'Terrifying' | 

Expert warns ‘really big’ spiders will return to Irish households this winter

Trinity zoology research associate Collie Ennis said spiders are “getting really big at this time of year” and will be crawling inside houses in search of a mate.

House spider

Neasa CumiskeySunday World

Irish households are being warned to keep their eyes out for “terrifying” spiders over the coming weeks.

Trinity zoology research associate Collie Ennis said spiders are “getting really big at this time of year” and will be crawling inside houses in search of a mate.

Speaking to Newstalk, he said: “The big lads that live around our house - the giant European house spider - the males are out wandering the halls and bedrooms of our houses looking for females. They're forlorn and looking for love.

“Surprisingly enough for spiders, they're not great at climbing - so they'll get stuck in the bath and they'll get stuck in your sink.

“The ones that run across the floor - sometimes if they're big enough you can actually hear them running across the floor - which can be very terrifying for people who are afraid of spiders.”

Collie added that the spiders are nothing to worry about and should be left alone.

"These are are grandparents and our great-grandparents spiders - these have been living with us for years,” he explained.

"They're of no harm or consequences whatsoever".

Meanwhile, garden spiders are also "getting really big at this time of year too", according to Collie.

"They're the female, they mated earlier on in the year - but they have very bulbous bodies now because they're full of eggs.

"It really is a good time of year to go out spotting spiders, if you're that way inclined".

It comes after a Cork mother called for greater public awareness of false widow spiders after her 15-week-old son was bitten multiple times.

Sarah-Jane Dennehy revealed how baby Charlie was bitten at his home in Shanagarry.

"Charlie was playing on his mat and then he was the colour purple as he screamed hysterically like I'd never heard him before," Ms Dennehy told RTE News.

"I took off his trousers and saw that his left leg, from his knee to his ankle, was bright red and he had three big welts.
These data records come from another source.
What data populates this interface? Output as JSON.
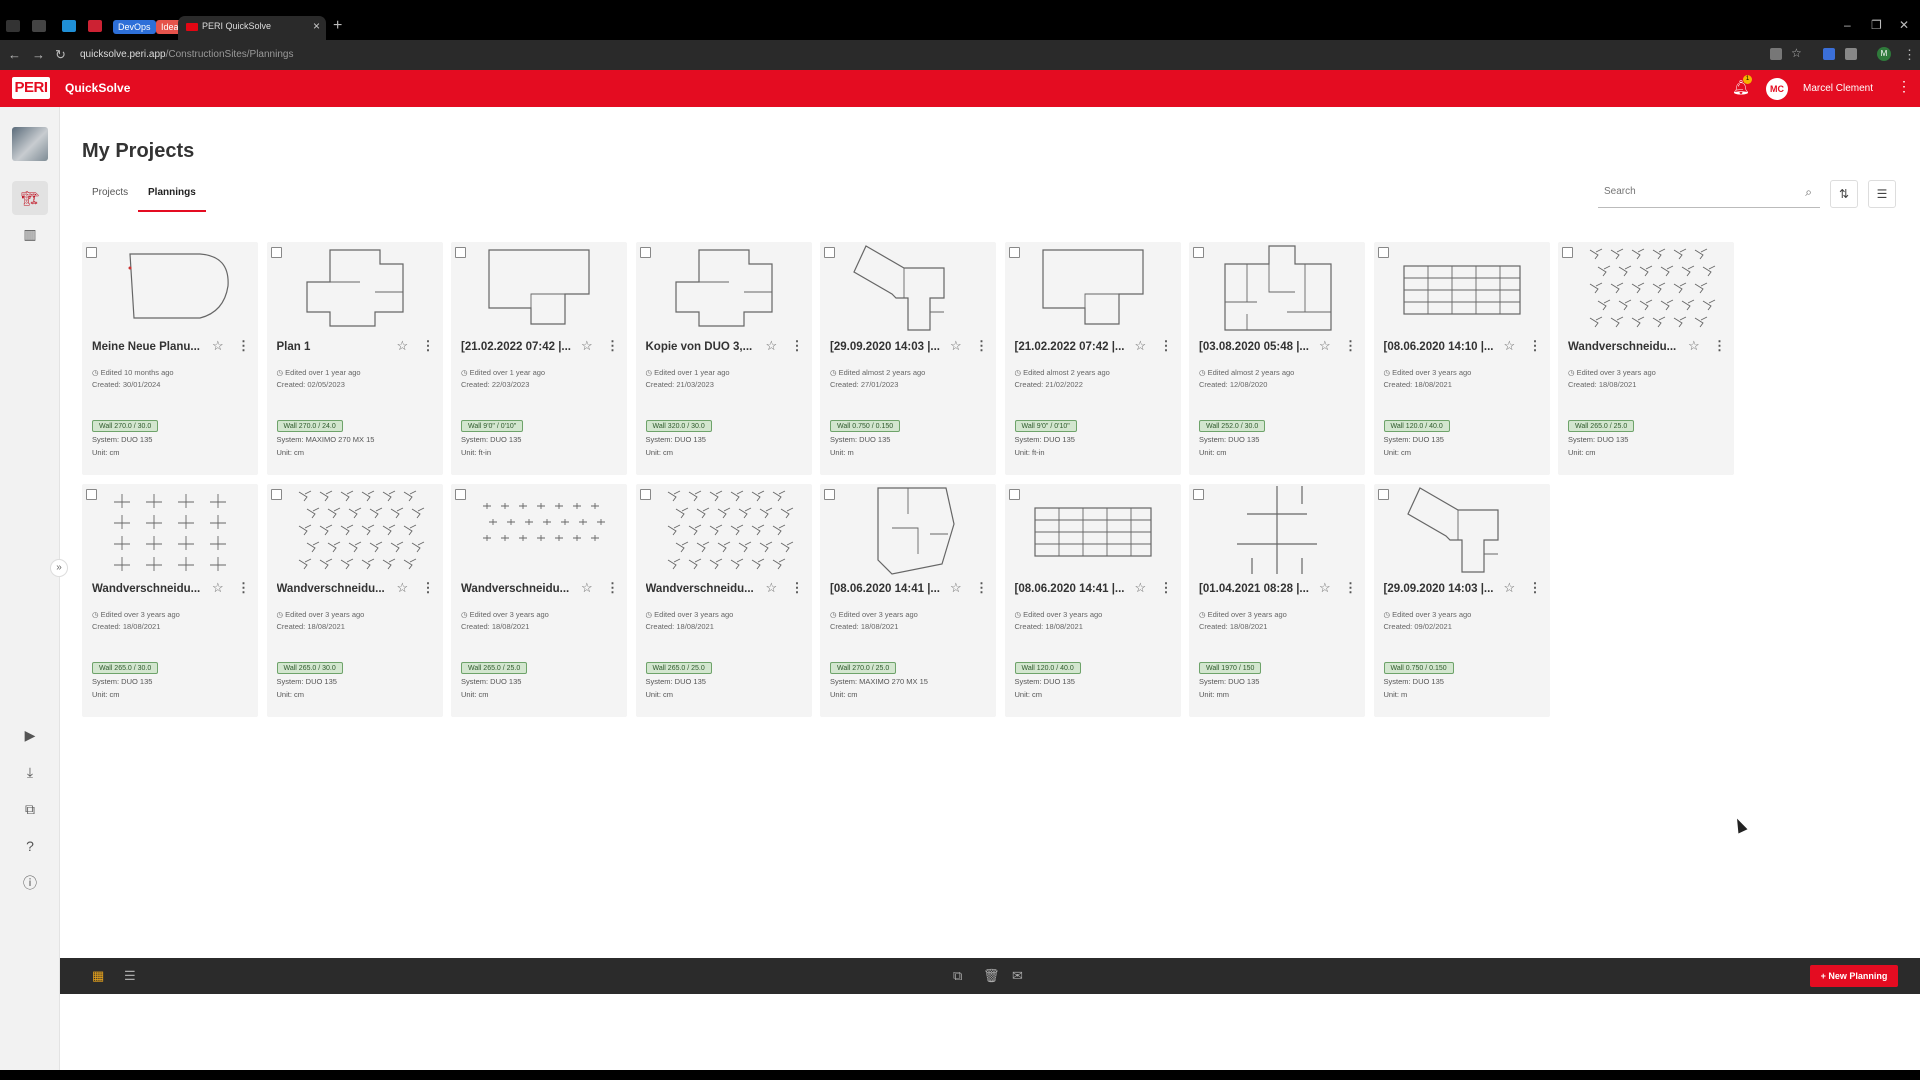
{
  "browser": {
    "tab_pills": [
      "DevOps",
      "Idea"
    ],
    "active_tab_title": "PERI QuickSolve",
    "url_host": "quicksolve.peri.app",
    "url_path": "/ConstructionSites/Plannings",
    "profile_letter": "M"
  },
  "app": {
    "logo": "PERI",
    "name": "QuickSolve",
    "notification_count": "1",
    "user_initials": "MC",
    "user_name": "Marcel Clement"
  },
  "page": {
    "title": "My Projects",
    "tabs": [
      {
        "label": "Projects",
        "active": false
      },
      {
        "label": "Plannings",
        "active": true
      }
    ],
    "search_placeholder": "Search"
  },
  "cards": [
    {
      "name": "Meine Neue Planu...",
      "edited": "Edited 10 months ago",
      "created": "Created: 30/01/2024",
      "wall": "Wall 270.0 / 30.0",
      "system": "System: DUO 135",
      "unit": "Unit: cm",
      "thumb": "round"
    },
    {
      "name": "Plan 1",
      "edited": "Edited over 1 year ago",
      "created": "Created: 02/05/2023",
      "wall": "Wall 270.0 / 24.0",
      "system": "System: MAXIMO 270 MX 15",
      "unit": "Unit: cm",
      "thumb": "cross"
    },
    {
      "name": "[21.02.2022 07:42 |...",
      "edited": "Edited over 1 year ago",
      "created": "Created: 22/03/2023",
      "wall": "Wall 9'0\" / 0'10\"",
      "system": "System: DUO 135",
      "unit": "Unit: ft-in",
      "thumb": "house"
    },
    {
      "name": "Kopie von DUO 3,...",
      "edited": "Edited over 1 year ago",
      "created": "Created: 21/03/2023",
      "wall": "Wall 320.0 / 30.0",
      "system": "System: DUO 135",
      "unit": "Unit: cm",
      "thumb": "cross"
    },
    {
      "name": "[29.09.2020 14:03 |...",
      "edited": "Edited almost 2 years ago",
      "created": "Created: 27/01/2023",
      "wall": "Wall 0.750 / 0.150",
      "system": "System: DUO 135",
      "unit": "Unit: m",
      "thumb": "angled"
    },
    {
      "name": "[21.02.2022 07:42 |...",
      "edited": "Edited almost 2 years ago",
      "created": "Created: 21/02/2022",
      "wall": "Wall 9'0\" / 0'10\"",
      "system": "System: DUO 135",
      "unit": "Unit: ft-in",
      "thumb": "house"
    },
    {
      "name": "[03.08.2020 05:48 |...",
      "edited": "Edited almost 2 years ago",
      "created": "Created: 12/08/2020",
      "wall": "Wall 252.0 / 30.0",
      "system": "System: DUO 135",
      "unit": "Unit: cm",
      "thumb": "complex"
    },
    {
      "name": "[08.06.2020 14:10 |...",
      "edited": "Edited over 3 years ago",
      "created": "Created: 18/08/2021",
      "wall": "Wall 120.0 / 40.0",
      "system": "System: DUO 135",
      "unit": "Unit: cm",
      "thumb": "gridrect"
    },
    {
      "name": "Wandverschneidu...",
      "edited": "Edited over 3 years ago",
      "created": "Created: 18/08/2021",
      "wall": "Wall 265.0 / 25.0",
      "system": "System: DUO 135",
      "unit": "Unit: cm",
      "thumb": "scatter"
    },
    {
      "name": "Wandverschneidu...",
      "edited": "Edited over 3 years ago",
      "created": "Created: 18/08/2021",
      "wall": "Wall 265.0 / 30.0",
      "system": "System: DUO 135",
      "unit": "Unit: cm",
      "thumb": "tees"
    },
    {
      "name": "Wandverschneidu...",
      "edited": "Edited over 3 years ago",
      "created": "Created: 18/08/2021",
      "wall": "Wall 265.0 / 30.0",
      "system": "System: DUO 135",
      "unit": "Unit: cm",
      "thumb": "scatter"
    },
    {
      "name": "Wandverschneidu...",
      "edited": "Edited over 3 years ago",
      "created": "Created: 18/08/2021",
      "wall": "Wall 265.0 / 25.0",
      "system": "System: DUO 135",
      "unit": "Unit: cm",
      "thumb": "dots"
    },
    {
      "name": "Wandverschneidu...",
      "edited": "Edited over 3 years ago",
      "created": "Created: 18/08/2021",
      "wall": "Wall 265.0 / 25.0",
      "system": "System: DUO 135",
      "unit": "Unit: cm",
      "thumb": "scatter"
    },
    {
      "name": "[08.06.2020 14:41 |...",
      "edited": "Edited over 3 years ago",
      "created": "Created: 18/08/2021",
      "wall": "Wall 270.0 / 25.0",
      "system": "System: MAXIMO 270 MX 15",
      "unit": "Unit: cm",
      "thumb": "poly"
    },
    {
      "name": "[08.06.2020 14:41 |...",
      "edited": "Edited over 3 years ago",
      "created": "Created: 18/08/2021",
      "wall": "Wall 120.0 / 40.0",
      "system": "System: DUO 135",
      "unit": "Unit: cm",
      "thumb": "gridrect"
    },
    {
      "name": "[01.04.2021 08:28 |...",
      "edited": "Edited over 3 years ago",
      "created": "Created: 18/08/2021",
      "wall": "Wall 1970 / 150",
      "system": "System: DUO 135",
      "unit": "Unit: mm",
      "thumb": "lines"
    },
    {
      "name": "[29.09.2020 14:03 |...",
      "edited": "Edited over 3 years ago",
      "created": "Created: 09/02/2021",
      "wall": "Wall 0.750 / 0.150",
      "system": "System: DUO 135",
      "unit": "Unit: m",
      "thumb": "angled"
    }
  ],
  "bottom": {
    "new_label": "+ New Planning"
  }
}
Then I stripped off his top and as I did so a big Noble False Widow crawled out from behind his ear."

Even though Charlie was prescribed painkillers the pain didn't ease and he was taken to the emergency department where he was given more painkillers.

However, the effects of the venom only wore off after about 11 hours.

"It was really harrowing experience for Charlie and myself. I hope nobody else goes through this. Although Charlie received great medical care from his GP and the hospital, the guidelines just aren't there to deal with False Widow bites at the moment," she said.